AdvisorWalker, Christopher K.
MetadataShow full item record
PublisherThe University of Arizona.
RightsCopyright © is held by the author. Digital access to this material is made possible by the University Libraries, University of Arizona. Further transmission, reproduction or presentation (such as public display or performance) of protected items is prohibited except with permission of the author.

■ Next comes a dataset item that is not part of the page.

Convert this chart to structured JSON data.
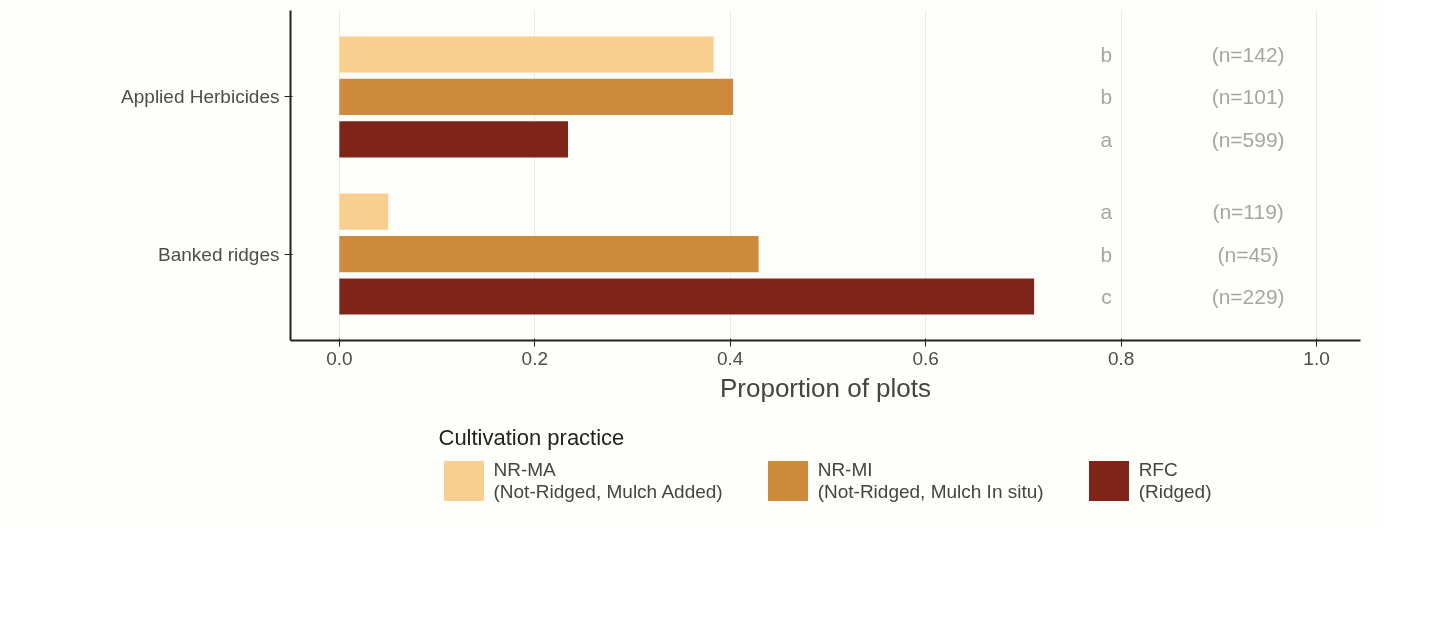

AbstractThe sub-mm wave portion of the electromagnetic spectrum is on the frontier of both scientific and technical research in astrophysics. Being a relatively young field, scientific advancement is driven by advancements in detector technology. In this thesis, I discuss the design, construction, testing and deployment of two sub-mm wave heterodyne array receivers. Polestar is a 4 pixel (2 x 2) heterodyne array built for operation in the 810 GHz atmospheric window. It is in operation at the AST/RO telescope at the South Pole. This receiver has increased imaging speed in this band at AST/RO by a factor of ∼20 compared to previous receiver systems. DesertStar is a 7 pixel, hexagonally close packed heterodyne array receiver built to operate in the 345 GHz atmospheric window at the Heinrich Hertz Telescope in Arizona. This system will be a facility instrument at the telescope, and will increase mapping speed over the existing dual polarization single beam receiver at the telescope now by a factor of ∼16. Both these receiver systems enable scientific projects requiring large area imaging that were previously impossible. I also discuss two scientific applications of sub-mm wave receiver systems. We have used multiple telescopes to observe several mm, sub-mm transitions and continuum emission towards the R CrA molecular cloud core. Originally thought to be associated with high mass star formation, we find that the driving source behind the mm-wave emission is a low mass protostar. The close proximity of R CrA allows us to achieve high spatial resolution even with single dish mm-wave and sub-mm wave telescopes. With this resolution, we are able to disentangle the effects of infall, rotation and outflow motions. We also use vibrationally excited HCN emission to probe the protostellar accretion disk in a sample of nearby high and low mass protostars of varying ages. While these observations are difficult with single dish telescopes, we show the promise of the technique, and report results on 4 sources.